Clinical Researcher—March 2019 (Volume 33, Issue 3)
Esther Wei-Yun Landhuis, PhD
Working out timely and appropriate revenue flows for clinical trials can often prove just as challenging as conducting the study itself. Here are examples of several pitfalls and potential solutions from the perspective of providers and study sites that are trying to keep their financial footing in today’s topsy-turvy clinical research enterprise.
In Search of Clarity
About five years ago, The Ohio State University received a stream of customer service complaints regarding a research study testing cardiovascular imaging. “Patients were calling in saying they got billed for something that was research,” says Jennifer Lanter, MSPH, BSN, RN, CCRC, the university’s director of revenue cycle clinical support and research billing.
The ambiguous language of the consent form likely contributed to the problem. Often these forms “will just say ‘you will not be billed for any research services,’” Lanter says. “Patients don’t know what that means.”

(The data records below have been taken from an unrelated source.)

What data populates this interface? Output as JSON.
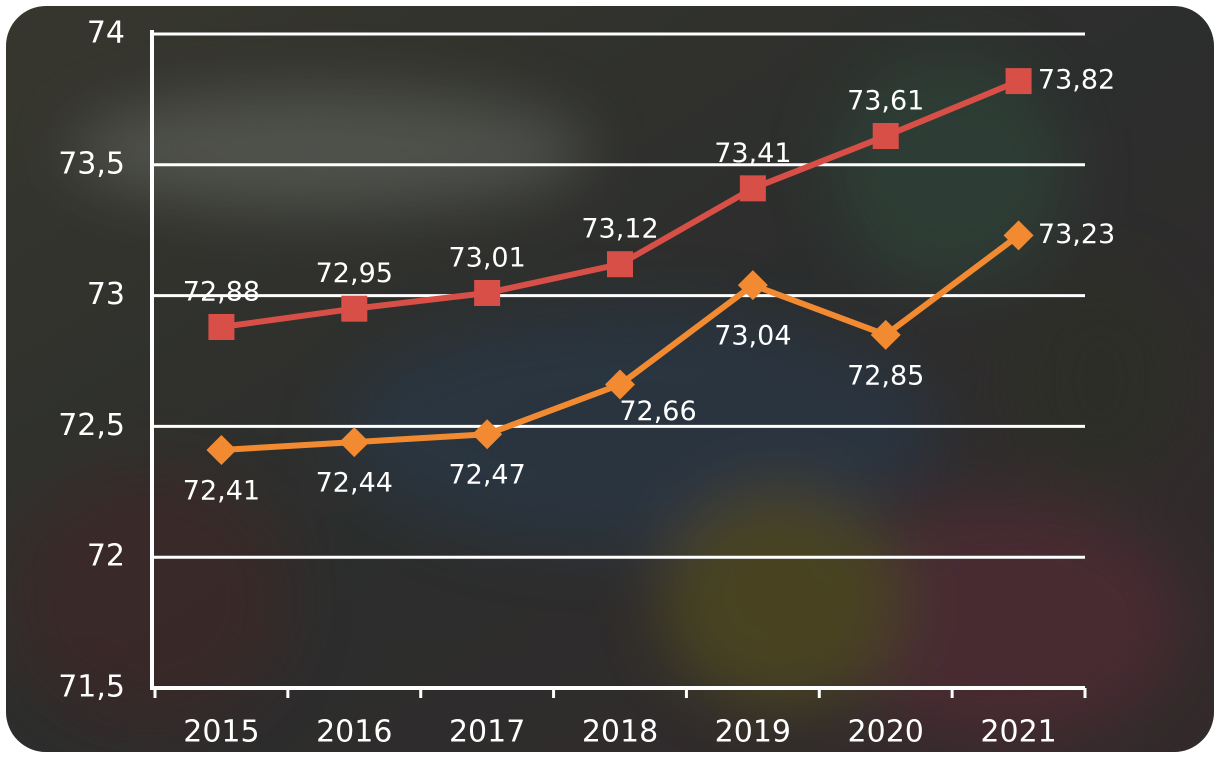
{
  "chart_data": {
    "type": "line",
    "categories": [
      "2015",
      "2016",
      "2017",
      "2018",
      "2019",
      "2020",
      "2021"
    ],
    "series": [
      {
        "color": "#d84f48",
        "marker": "square",
        "values": [
          72.88,
          72.95,
          73.01,
          73.12,
          73.41,
          73.61,
          73.82
        ],
        "value_labels": [
          "72,88",
          "72,95",
          "73,01",
          "73,12",
          "73,41",
          "73,61",
          "73,82"
        ]
      },
      {
        "color": "#f28a32",
        "marker": "diamond",
        "values": [
          72.41,
          72.44,
          72.47,
          72.66,
          73.04,
          72.85,
          73.23
        ],
        "value_labels": [
          "72,41",
          "72,44",
          "72,47",
          "72,66",
          "73,04",
          "72,85",
          "73,23"
        ]
      }
    ],
    "ylim": [
      71.5,
      74
    ],
    "yticks": [
      {
        "value": 71.5,
        "label": "71,5"
      },
      72,
      {
        "value": 72.5,
        "label": "72,5"
      },
      73,
      {
        "value": 73.5,
        "label": "73,5"
      },
      74
    ],
    "grid": true
  }
}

This particular scenario had an additional complication: The study’s principal investigator was also the treating physician. That made it hard for patients to distinguish between services that were part of their clinical care and those done for research purposes, Lanter says. “Patients would come in for an office visit…but they would end up getting billed for it,” she explains. “In the investigator’s mind, this was a standard of care thing. In the patient’s mind, it was research.”
As a result of the incident, the university amended the consent form to clarify which services were part of the research study and which were standard of care. They worked with the research staff to make sure they were explaining the distinction to patients. To rectify the billing situation, they administratively adjusted the charges so they were covered by the provider instead of by the research sponsor, even though the services were still considered standard of care. “So we were out money because the researchers didn’t communicate well,” Lanter says.
Clinical research sites—especially smaller ones without a dedicated finance specialist—can also lose money if they don’t stay on top of their billing and invoicing. Kristi King Etchberger, a corporate executive with expertise in pharmaceutical law, discovered this in 2012 when she was hired to handle billing for several doctors who had gotten in over their heads with a study site they had set up.
The doctors were not using a clinical trials management system (CTMS), and the site had grown to a point where they didn’t have the administrative support to keep up with invoicing. They “were writing checks on Sunday afternoon from their kitchen table,” Etchberger says. “It was not a good use of their time, and they knew that.”
Once she helped the site get a CTMS up and running, staff sifted through volumes of historical and open studies and “found probably a million dollars for these three doctors that were uninvoiced,” Etchberger says.
It’s not surprising; generally, study sites are run by medical professionals who focus on the medicine and the research. They’re busy dealing with study sponsors, the U.S. Food and Drug Administration, and contract research organizations over protocols, safety issues, patient recruitment, data handling, and the like. “The research is very demanding—and that is, and should be, their focus,” Etchberger says. “But they also need to get paid for it.”
In 2015, Etchberger helped launch Clinical Research Billing, headquartered in South Florida, to help clinical research sites set up and manage CTMSs, negotiate budgets, and invoice for extras such as screen fails, unscheduled visits, and past-due visits that often don’t get paid if sites do not go after them. Her team works on a contract basis. “We’ve tried to leverage our experience and talents to smaller sites, to give them the advantage of large sites who can hire an expensive finance person,” she says.
Things get really complicated for large hospitals that in-house their research. For each service, staff need to decide if it’s a standard-of-care procedure or a research procedure. “And they have to decide who to bill—you can’t bill the pharmaceutical company for a procedure you’re billing the insurance party for,” says Nikki Couturier, BSRT (T) (CT), CCRC, ACRP-CP, contract and budget manager at IACT Health in Columbus, Ga., which manages a network of study sites.
Making these decisions can be tricky. “Standard of care itself can be subjective,” notes Couturier. “It’s not always laid out in black and white. It changes by region. It changes by physician, by practice, by hospital. So that makes it very confusing.”
The confusion can intensify even further for study sponsors. “You’re doing a study all over the country, and each region can differ based on the local coverage decision policy,” says Kelly Willenberg, DBA, RN, CCRP, CHRC, CHC, of Kelly Willenberg & Associates. Her firm trains people how to look up guidelines and understand what to do with them.
“We step through everything you need to know—how to look up coverage analysis, how to validate it, how to make sure you have documents to defend what you’re going to bill out on a claim,” Willenberg says. “You want the proper payer to pay what they pay on a claim, based on a coverage analysis at the beginning. It’s a huge process to get it right.”
Esther Wei-Yun Landhuis, PhD, is a freelance science writer based in the San Francisco Bay area.